Who is picked on justified
Laura Prudom News Editor lauinla. See All. More From Our Brands. Expand the sub menu Film. Expand the sub menu TV. Expand the sub menu What To Watch. Expand the sub menu Music. Expand the sub menu Awards. Expand the sub menu Video. Expand the sub menu What to Hear. Expand the sub menu Digital. Graham Yost: Yeah. We felt that it came down to Raylan. So we needed to have Raylan have to make that choice. I think it would have been a bummer. That was part of it, too. We wanted the show to be entertaining for six years.
We felt this was the right way. It was interesting, too, at the very end, that lovely exchange with Boyd in prison, to focus on their bond rather than their antagonism.
Again, part of the thing we wanted to do was bring the whole series full circle. No matter what was going on between them at the present, there was a history. You sort of had another big showdown with Raylan and Boon, which was very classically done, with a gunfight in the street. Was there any different outcome that was like a really close runner-up?

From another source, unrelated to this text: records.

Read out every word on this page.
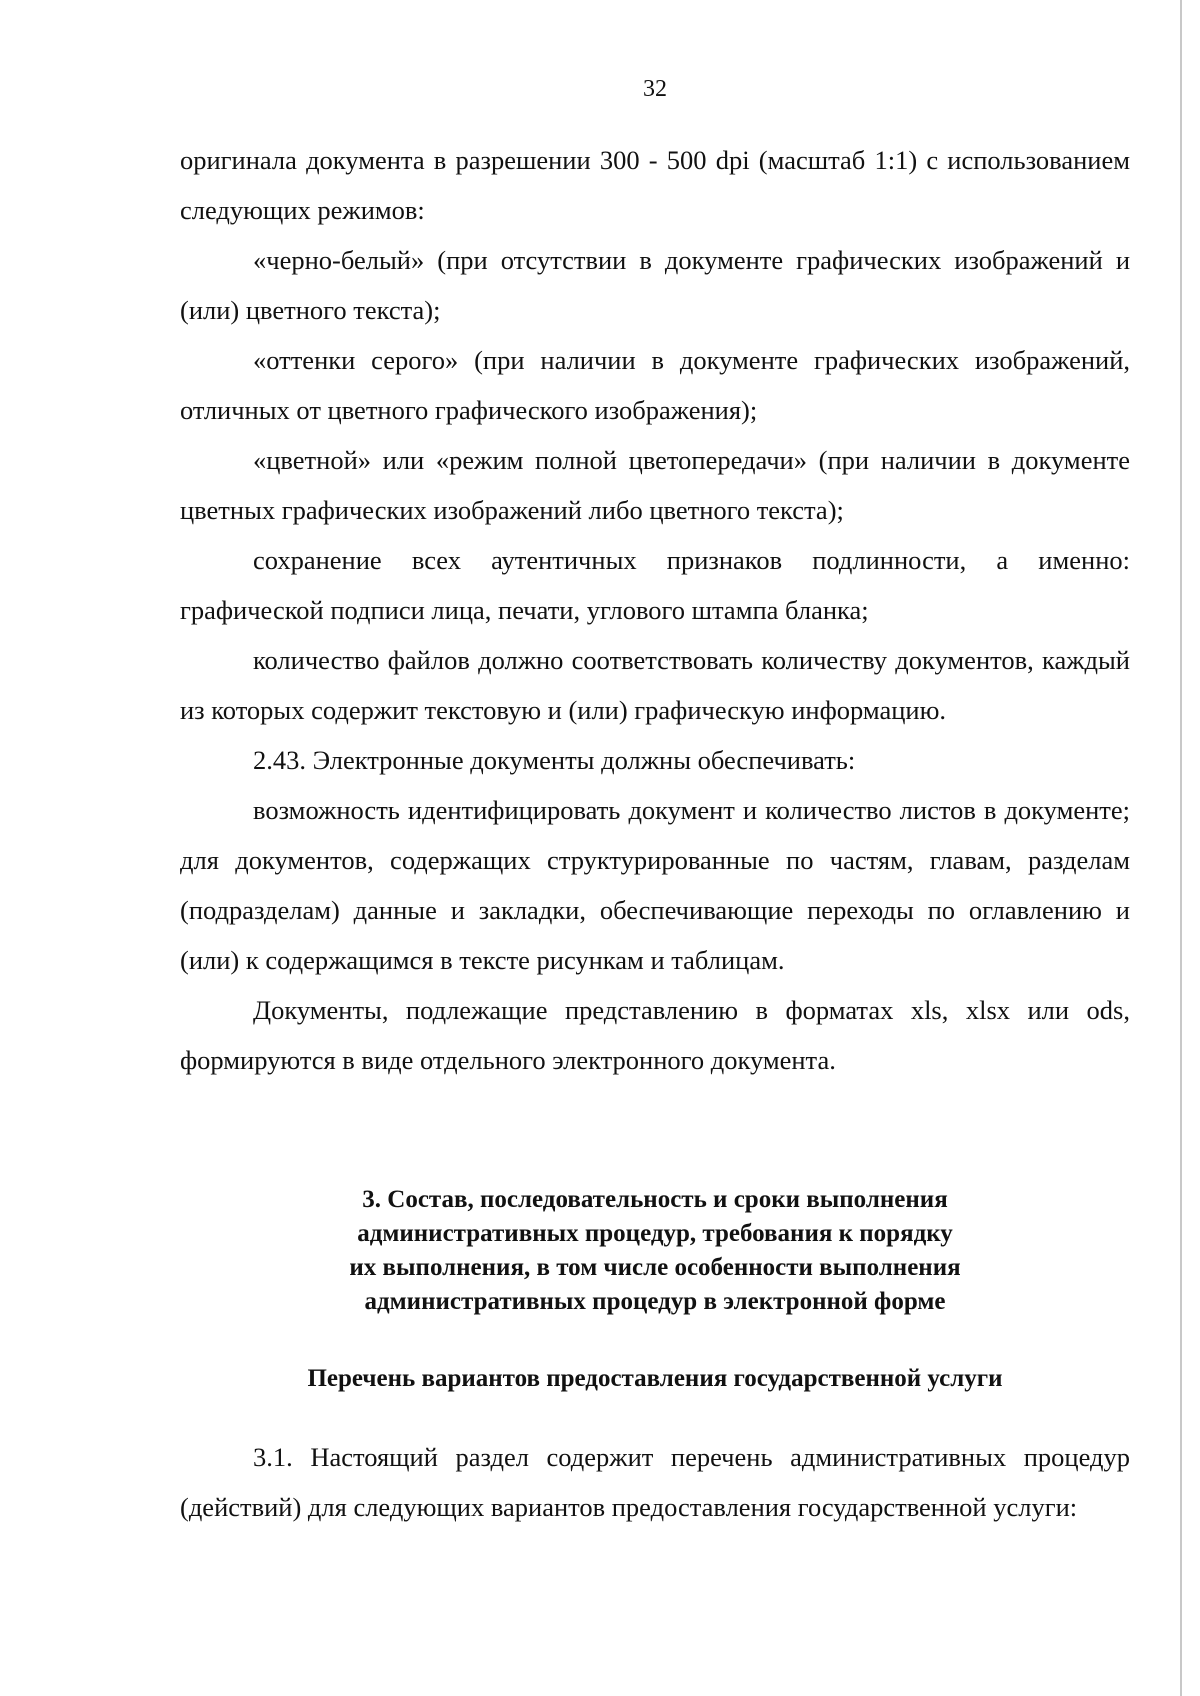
32

оригинала документа в разрешении 300 - 500 dpi (масштаб 1:1) с использованием следующих режимов:

«черно-белый» (при отсутствии в документе графических изображений и (или) цветного текста);

«оттенки серого» (при наличии в документе графических изображений, отличных от цветного графического изображения);

«цветной» или «режим полной цветопередачи» (при наличии в документе цветных графических изображений либо цветного текста);

сохранение всех аутентичных признаков подлинности, а именно: графической подписи лица, печати, углового штампа бланка;

количество файлов должно соответствовать количеству документов, каждый из которых содержит текстовую и (или) графическую информацию.

2.43. Электронные документы должны обеспечивать:

возможность идентифицировать документ и количество листов в документе; для документов, содержащих структурированные по частям, главам, разделам (подразделам) данные и закладки, обеспечивающие переходы по оглавлению и (или) к содержащимся в тексте рисункам и таблицам.

Документы, подлежащие представлению в форматах xls, xlsx или ods, формируются в виде отдельного электронного документа.

3. Состав, последовательность и сроки выполнения
административных процедур, требования к порядку
их выполнения, в том числе особенности выполнения
административных процедур в электронной форме
Перечень вариантов предоставления государственной услуги

3.1. Настоящий раздел содержит перечень административных процедур (действий) для следующих вариантов предоставления государственной услуги:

We wanted someone who was a young gun, like Raylan of 20 years ago, and have him go up against himself of the past. And then we just lucked out with the location and lucked out with having Adam Arkin directing it.
The way he staged it was just awesome. And Jonathan Tucker, man, he was just a welcome addition to the whole run. There was one point where we thought in the third-to-last episode, that when Boyd gets out of the hospital, we talked about him killing Gutterson at the hospital.
But two things swayed us from that. He was our technical advisor. He loves him. Sometimes I think more than probably Raylan loves him, or Raylan would ever admit. I would imagine he slept for the first two years and then finally kind of came out of this dark, morose hole and only to really be able to look at what he did, and to atone for it. But I thought it was really gratifying to see it come full circle and end on a scene like that after so many seasons of the two of them ending a year on different sides of the spectrum.
Yeah, it was a very, very small needle to thread, and I was so grateful that Graham decided to keep Boyd alive to have that scene. I think I can speak for Tim and fans of the show when I say this that the scenes between these two men, between Raylan Givens and Boyd Crowder and the actors playing them mind you, were so rich and they were so nuanced and they were so many things over these years that to have it end with a six-page conversation, maybe it was always supposed to be that.
Obviously you spent a lot of your time over the course of the last six seasons with the two of them, Tim and Joelle [Carter]. Jeremy [Davies], you know, Dickie Bennett? Neil McDonough, who played Quarles. That was so, so much fun. I enjoyed obviously Mags Bennett Margo Martindale so much. I enjoyed Sam [Ellliott] from the season. I am sad, yeah. But I felt like it was time to go, that we had left no stone unturned in his evolution as a fictional character from the imagination of Elmore Leonard.
Insert drama here. Well, never say never. Just not tomorrow.